Si, de hecho tu bisabuelo instaló su despacho en la que había sido la habitación de Therese: decía que aquella habitación estaba impregnada de ella. Conservaba su olor y su esencia. Mi padre se pasaba allí horas y horas absorto en sus sueños. A mi madre le comían los celos las entrañas. Para lo único que mi padre le dejaba entrar era para limpiar, una vez a la semana. Y pasó que en una de esas limpiezas, encontró todo esto- dijo señalando a la caja con el retrato y las cartas posadas en su regazo. Parece ser que estaban en un cajón secreto del escritorio de la muchacha, que allí había quedado. Mi madre leyó las cartas, y lo entendió todo. Su dolor la llevó a esconderlo, donde ahora lo habeís encontrado...muchos años después.
- ¿Y tú como sabes todo eso, abuela? -preguntó Lucy, la mayor -si tu madre murió cuando tu eras pequeña, no te lo contó ella.
- Buena pregunta, querida Lucy. No, claro que mi madre no me lo contó. Lo hizo su mejor amiga, la señora Desmond, muchos años después, tras la muerte de mi padre. Pero mi madre nunca le habló del escondite. Así que el enigma ha quedado hoy resuelto, gracias a vuestra metedura...de pata- añadió con una sonrisa.

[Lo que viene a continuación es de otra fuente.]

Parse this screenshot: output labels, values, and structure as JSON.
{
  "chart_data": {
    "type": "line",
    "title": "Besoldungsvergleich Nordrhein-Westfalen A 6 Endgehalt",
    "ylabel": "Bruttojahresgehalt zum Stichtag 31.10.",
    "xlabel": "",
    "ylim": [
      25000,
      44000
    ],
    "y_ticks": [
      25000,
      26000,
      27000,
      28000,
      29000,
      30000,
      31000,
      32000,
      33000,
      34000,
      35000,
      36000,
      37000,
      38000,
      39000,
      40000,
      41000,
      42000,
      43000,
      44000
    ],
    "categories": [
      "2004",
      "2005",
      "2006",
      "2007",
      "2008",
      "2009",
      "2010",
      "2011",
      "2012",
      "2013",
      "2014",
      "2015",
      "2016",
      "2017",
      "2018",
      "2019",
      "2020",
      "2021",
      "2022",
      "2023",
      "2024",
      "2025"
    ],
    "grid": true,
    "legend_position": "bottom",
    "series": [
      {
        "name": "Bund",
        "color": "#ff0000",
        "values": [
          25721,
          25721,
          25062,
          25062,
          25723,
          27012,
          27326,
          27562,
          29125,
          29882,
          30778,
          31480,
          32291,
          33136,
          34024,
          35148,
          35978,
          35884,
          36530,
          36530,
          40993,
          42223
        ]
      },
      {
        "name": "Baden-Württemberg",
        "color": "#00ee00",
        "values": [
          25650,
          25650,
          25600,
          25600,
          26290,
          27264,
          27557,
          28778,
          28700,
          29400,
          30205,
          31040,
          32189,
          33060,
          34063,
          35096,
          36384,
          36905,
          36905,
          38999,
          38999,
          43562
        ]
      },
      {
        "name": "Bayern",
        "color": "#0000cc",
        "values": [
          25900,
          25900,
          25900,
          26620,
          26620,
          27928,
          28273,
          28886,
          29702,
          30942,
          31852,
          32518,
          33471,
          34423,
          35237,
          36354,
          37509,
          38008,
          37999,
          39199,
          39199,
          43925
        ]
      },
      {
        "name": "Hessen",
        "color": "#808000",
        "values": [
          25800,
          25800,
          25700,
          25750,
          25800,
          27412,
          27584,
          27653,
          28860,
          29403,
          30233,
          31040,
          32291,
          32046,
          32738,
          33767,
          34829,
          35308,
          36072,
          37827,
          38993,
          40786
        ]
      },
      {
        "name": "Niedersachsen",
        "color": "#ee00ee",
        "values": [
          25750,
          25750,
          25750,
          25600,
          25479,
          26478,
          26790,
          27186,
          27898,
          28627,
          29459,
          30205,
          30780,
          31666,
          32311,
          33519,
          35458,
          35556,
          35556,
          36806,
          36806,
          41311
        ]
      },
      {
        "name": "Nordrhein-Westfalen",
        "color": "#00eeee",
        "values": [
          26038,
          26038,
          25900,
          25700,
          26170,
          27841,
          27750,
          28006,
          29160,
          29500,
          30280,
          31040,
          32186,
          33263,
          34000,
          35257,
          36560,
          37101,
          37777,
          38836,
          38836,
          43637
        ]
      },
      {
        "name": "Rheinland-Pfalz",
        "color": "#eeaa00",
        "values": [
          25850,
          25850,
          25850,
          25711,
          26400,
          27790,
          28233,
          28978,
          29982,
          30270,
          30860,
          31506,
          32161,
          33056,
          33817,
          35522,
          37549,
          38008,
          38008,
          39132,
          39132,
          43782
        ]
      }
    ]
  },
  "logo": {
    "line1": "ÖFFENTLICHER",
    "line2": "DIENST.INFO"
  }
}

- Tú antes dijiste que el abuelo buscó a Therese...
- Ya lo creo. Después de la muerte de mi madre dedicó su vida a ello. Pero parecía que se la hubiera tragado la tierra. Llegó a averiguar que su destino primero había sido la embajada de París, pero el padre de Therese había muerto a los dos años, y ahí se perdía el rastro de ella. Aún así, nunca cejó en su búsqueda...hasta que le diagnosticaron una enfermedad fatal, que acabaría con su vida a los pocos meses.
Las últimas palabras de mi padre, fueron para Therese: "Dile, cuando la encuentres, que la amé siempre, que la busqué, sin éxito, pero la sentí siempre a mi lado, y dale esto". Sacó bajo de la almohada un papel arrugado y viejo y me lo dió. "Cuando la encuentres, se lo das". Mi padre estaba seguro de que yo la seguiría buscando. Tras el entierro, me dirigía a casa bajo la leve llovizna, cuando una voz femenina me detuvo. Me volví. Era ella, Therese. Puede decirse que los años apenas habían dejado huella en su rostro, añadió la abuela observando de nuevo el retrato. Seguía siendo muy bella, pero tenía la mirada más triste que he visto en mi vida. Me contó que se enteró del matrimonio de mi padre, lo que la sumió en una profunda depresión, al pensar que se había olvidado de ella. Al enterarse de la compra de la que había sido su casa, pensó esperanzada que quizás él alguna vez encontraría las cartas que ella había estado escribiendo durante toda aquella noche fatídica de la mudanza...En ellas le hablaba de su amor, y de que siempre le esperaría, pasara lo que pasase.